Personal information
- Full name: Taras Stepanovych Sakiv
- Date of birth: 19 November 1997 (age 28)
- Place of birth: Luchyntsi, Rohatyn Raion, Ivano-Frankivsk Oblast, Ukraine
- Height: 1.79 m (5 ft 10 in)
- Position: Defender

Team information
- Current team: Bukovyna Chernivtsi
- Number: 4

Youth career
- 2010–2011: Enerhetyk Burshtyn
- 2012: Shakhtar Donetsk
- 2012–2013: Illichivets Mariupol
- 2013–2014: Dynamo Kyiv

Senior career*
- Years: Team / Apps / (Gls)
- 2014: Enerhetyk Burshtyn / 4 / (1)
- 2015–2019: Vorskla Poltava / 22 / (0)
- 2020: Rukh Lviv / 7 / (0)
- 2020–2021: Mynai / 19 / (0)
- 2021: Kolos Kovalivka / 6 / (0)
- 2022–2023: Inhulets Petrove / 12 / (0)
- 2023–2025: Karpaty Lviv / 33 / (1)
- 2025–: Bukovyna Chernivtsi / 15 / (1)

= Taras Sakiv =

Ukrainian footballer

Taras Stepanovych Sakiv (Тарас Степанович Саків; born 19 November 1997) is a Ukrainian professional footballer who plays as a defender who plays for Bukovyna Chernivtsi.

==Career==
Sakiv is a product of the different youth sportive schools. In 2014, he played in the Ukrainian amateur competition for the club FC Enerhetyk Burshtyn. From winter 2015 he continued his career in the Ukrainian Premier League Reserves club FC Vorskla Poltava.
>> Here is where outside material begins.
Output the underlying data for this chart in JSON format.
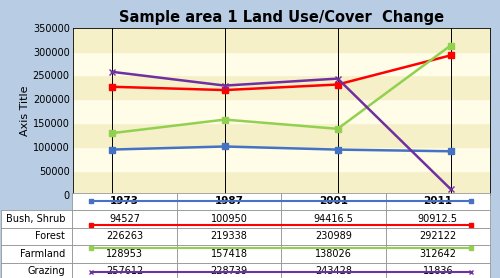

In March 2017 Sakiv was promoted to the main-squad team of FC Vorskla in the Ukrainian Premier League. He made his debut as a substituted player for Vorskla Poltava in the Ukrainian Premier League in a match against FC Volyn Lutsk on 1 April 2017.

In January 2023 he moved to Karpaty Lviv.